The Doctor didn't even give him a full exam. He completely missed the bulging disc, and the herniated disc which my husband had to go to therapy for, and still suffers from pain because of it. Had the ER Doctor actually paid some attention to his patient, he could have caught it then, and started physical therapy earlier - alleviating a lot of the problems he has now.

But nooooooooo I guess the Doctor had more important things to do that night. More likely it had to do with the fact that our insurance had a gap at that point in time, and couldn't cover the inconvenient accident.

This is the state of health care in one of the [supposedly] most wealthy countries in the world. Its the place where you can get medical care if you're rich enough, and a pocket full of drugs instead of a cure.

This is "Bush America" Land of the sick and uninsured and Home of record profits in the health care industry.

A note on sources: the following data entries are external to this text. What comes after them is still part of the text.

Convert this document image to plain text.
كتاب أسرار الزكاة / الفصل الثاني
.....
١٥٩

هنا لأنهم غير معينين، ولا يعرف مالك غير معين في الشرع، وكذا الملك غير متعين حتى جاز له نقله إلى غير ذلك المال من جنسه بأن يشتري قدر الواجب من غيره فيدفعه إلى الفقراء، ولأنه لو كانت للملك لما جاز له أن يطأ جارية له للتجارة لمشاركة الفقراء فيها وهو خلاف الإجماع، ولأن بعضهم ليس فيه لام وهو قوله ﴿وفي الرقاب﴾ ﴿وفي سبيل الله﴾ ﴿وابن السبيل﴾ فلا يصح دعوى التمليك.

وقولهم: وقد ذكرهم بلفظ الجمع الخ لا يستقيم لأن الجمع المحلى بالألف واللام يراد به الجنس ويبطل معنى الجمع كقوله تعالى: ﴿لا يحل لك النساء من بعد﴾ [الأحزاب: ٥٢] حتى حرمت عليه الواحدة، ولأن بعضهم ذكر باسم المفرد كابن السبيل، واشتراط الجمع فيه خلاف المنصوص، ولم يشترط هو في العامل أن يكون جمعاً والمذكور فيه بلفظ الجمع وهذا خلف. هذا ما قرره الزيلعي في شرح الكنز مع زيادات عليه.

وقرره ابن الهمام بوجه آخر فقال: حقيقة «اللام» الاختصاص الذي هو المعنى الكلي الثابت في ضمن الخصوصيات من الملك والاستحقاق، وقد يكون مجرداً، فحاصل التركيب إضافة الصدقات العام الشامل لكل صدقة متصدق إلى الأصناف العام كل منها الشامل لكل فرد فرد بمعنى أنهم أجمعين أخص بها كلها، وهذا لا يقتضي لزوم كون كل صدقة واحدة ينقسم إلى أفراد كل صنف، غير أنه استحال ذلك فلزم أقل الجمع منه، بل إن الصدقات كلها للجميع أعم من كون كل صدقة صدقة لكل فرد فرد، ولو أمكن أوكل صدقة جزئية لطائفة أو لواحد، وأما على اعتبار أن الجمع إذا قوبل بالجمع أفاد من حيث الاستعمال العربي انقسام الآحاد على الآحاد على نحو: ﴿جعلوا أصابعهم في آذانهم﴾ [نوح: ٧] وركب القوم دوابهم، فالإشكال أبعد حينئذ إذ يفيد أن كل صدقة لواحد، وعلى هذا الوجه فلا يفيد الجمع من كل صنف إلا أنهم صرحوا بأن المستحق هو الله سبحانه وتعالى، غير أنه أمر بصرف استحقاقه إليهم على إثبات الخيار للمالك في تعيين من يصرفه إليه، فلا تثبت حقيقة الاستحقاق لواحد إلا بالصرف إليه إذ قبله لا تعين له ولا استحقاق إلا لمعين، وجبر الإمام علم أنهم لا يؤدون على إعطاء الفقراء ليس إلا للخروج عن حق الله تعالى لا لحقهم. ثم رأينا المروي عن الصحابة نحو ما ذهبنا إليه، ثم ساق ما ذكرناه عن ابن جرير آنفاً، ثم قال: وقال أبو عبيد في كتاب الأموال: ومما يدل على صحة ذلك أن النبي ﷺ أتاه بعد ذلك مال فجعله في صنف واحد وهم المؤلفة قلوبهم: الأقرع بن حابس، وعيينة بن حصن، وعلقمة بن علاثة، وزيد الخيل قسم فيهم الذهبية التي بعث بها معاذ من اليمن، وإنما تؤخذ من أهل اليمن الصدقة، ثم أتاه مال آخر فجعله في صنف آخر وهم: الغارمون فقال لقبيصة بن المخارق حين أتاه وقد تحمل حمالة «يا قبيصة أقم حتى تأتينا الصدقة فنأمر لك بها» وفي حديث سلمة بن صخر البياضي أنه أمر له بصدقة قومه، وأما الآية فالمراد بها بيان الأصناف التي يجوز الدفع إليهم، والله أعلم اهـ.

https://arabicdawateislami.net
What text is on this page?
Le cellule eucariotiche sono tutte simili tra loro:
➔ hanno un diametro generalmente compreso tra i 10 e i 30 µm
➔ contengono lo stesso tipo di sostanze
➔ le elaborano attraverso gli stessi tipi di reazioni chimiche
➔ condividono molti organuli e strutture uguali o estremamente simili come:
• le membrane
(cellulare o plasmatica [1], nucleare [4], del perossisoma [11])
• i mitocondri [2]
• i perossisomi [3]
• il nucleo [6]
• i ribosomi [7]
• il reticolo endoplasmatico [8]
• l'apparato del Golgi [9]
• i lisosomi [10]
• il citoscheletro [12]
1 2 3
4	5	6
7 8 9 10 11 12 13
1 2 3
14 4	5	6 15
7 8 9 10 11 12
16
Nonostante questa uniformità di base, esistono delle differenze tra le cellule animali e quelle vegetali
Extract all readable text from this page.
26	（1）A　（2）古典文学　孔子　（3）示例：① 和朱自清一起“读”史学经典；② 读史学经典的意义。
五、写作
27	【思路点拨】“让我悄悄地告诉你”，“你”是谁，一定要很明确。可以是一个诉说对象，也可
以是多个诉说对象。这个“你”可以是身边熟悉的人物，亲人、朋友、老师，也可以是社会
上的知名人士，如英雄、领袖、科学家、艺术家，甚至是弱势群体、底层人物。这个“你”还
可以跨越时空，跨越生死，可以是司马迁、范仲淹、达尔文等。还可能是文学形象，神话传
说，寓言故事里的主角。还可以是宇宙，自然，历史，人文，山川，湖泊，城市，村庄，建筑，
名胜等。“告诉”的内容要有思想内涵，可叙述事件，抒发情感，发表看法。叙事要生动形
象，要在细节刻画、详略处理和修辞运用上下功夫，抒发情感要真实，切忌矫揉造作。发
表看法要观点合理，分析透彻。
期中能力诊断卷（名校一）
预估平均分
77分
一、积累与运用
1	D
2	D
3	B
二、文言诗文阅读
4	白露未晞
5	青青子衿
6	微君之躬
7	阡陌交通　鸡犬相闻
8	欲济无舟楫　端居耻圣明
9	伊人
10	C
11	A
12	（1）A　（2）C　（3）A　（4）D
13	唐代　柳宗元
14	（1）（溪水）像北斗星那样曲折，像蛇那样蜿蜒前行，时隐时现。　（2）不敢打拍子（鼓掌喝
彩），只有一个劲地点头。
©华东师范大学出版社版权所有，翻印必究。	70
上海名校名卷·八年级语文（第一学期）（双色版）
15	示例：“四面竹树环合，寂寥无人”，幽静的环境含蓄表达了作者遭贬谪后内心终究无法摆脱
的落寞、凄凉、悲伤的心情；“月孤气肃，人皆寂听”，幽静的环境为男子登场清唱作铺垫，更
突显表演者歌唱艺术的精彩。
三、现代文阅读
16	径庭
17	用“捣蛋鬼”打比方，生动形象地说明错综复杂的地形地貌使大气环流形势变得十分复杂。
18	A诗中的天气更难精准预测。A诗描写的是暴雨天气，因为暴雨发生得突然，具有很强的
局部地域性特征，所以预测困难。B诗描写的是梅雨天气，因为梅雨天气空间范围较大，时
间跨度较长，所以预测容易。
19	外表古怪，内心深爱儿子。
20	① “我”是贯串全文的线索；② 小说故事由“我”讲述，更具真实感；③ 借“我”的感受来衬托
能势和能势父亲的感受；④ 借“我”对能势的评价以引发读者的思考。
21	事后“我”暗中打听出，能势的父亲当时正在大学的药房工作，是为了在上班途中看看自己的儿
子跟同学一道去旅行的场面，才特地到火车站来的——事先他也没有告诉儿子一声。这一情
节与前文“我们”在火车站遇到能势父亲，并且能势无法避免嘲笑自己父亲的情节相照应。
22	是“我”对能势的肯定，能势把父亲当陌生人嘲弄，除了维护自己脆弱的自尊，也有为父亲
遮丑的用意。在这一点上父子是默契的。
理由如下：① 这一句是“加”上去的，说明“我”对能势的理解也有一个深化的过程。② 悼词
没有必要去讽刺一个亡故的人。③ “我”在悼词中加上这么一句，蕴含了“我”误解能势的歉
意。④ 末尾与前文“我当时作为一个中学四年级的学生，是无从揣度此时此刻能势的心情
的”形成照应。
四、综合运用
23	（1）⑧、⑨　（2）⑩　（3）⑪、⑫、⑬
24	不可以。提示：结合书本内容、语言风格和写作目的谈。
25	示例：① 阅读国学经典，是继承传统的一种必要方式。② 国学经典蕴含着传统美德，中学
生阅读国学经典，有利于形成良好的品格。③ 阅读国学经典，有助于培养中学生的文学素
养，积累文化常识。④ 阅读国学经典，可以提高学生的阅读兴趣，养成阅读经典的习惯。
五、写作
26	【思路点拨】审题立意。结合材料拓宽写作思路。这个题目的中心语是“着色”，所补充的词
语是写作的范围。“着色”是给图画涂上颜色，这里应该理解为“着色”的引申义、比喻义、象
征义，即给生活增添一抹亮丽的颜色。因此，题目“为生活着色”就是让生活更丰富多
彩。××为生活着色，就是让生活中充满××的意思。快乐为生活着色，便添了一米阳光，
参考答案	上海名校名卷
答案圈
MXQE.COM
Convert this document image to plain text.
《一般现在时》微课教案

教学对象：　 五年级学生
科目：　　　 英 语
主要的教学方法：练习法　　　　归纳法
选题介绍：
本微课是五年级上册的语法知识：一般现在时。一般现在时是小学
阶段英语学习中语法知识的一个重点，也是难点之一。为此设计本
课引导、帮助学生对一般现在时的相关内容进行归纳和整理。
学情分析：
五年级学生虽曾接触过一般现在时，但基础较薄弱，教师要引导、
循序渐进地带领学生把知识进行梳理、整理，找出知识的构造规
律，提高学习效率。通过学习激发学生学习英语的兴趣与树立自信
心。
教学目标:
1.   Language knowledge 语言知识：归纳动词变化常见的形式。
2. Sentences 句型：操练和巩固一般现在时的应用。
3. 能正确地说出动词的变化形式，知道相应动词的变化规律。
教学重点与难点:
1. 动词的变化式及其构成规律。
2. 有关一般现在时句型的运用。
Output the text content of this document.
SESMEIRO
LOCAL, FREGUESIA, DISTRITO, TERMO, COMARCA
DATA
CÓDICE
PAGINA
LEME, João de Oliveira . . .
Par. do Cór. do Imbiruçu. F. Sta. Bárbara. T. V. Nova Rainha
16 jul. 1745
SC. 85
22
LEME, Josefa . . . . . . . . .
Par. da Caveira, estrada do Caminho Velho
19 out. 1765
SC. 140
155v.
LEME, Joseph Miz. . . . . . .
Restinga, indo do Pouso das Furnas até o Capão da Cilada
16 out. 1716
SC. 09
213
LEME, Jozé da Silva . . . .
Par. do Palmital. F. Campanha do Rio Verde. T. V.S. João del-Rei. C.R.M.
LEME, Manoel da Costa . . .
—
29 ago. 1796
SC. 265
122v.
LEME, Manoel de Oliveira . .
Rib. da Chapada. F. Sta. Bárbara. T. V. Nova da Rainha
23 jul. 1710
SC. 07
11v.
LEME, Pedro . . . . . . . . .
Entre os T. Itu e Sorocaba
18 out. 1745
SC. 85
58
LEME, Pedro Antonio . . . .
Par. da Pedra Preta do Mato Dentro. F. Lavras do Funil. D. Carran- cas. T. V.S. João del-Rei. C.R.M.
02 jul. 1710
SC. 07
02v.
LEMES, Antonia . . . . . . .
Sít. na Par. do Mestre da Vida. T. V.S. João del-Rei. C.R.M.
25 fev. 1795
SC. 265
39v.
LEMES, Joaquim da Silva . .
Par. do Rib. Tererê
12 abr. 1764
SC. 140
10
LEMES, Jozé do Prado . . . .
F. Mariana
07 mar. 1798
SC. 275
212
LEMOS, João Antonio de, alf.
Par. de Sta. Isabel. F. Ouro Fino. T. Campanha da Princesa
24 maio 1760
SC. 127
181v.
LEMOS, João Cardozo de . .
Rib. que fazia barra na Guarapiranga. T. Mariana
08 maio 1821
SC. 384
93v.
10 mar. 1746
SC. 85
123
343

So here I sit, not sure what kind of insurance I have, and if anyone will even accept it, just diagnosed with PMDD, and deciding whether or not I should tough it out, dealing with the pain and psychotic mood swings, use Yaz birth control, something that has made me very sick in the past, or dope myself up on "Mommy's Little Helper Happy Pills" ie, Prozac to the tune of an additional 40 lbs on my little frame and the libido of wilted lettuce.

Fantastic

In the meantime my husband and I will be scouting for jobs in a dying economy, hopefully being able to make it through the winter on what little we can get in assistance. With all of the price gouging that the utility companies are engaging in, keeping the lights on and the heat warm enough to keep the pipes from freezing ought to be fun.

In the meantime - I'll post more a little later, getting back to everyone who has left me comments in the last week - for which I am very thankful - but first I must get more coffee, and warm my aching hands.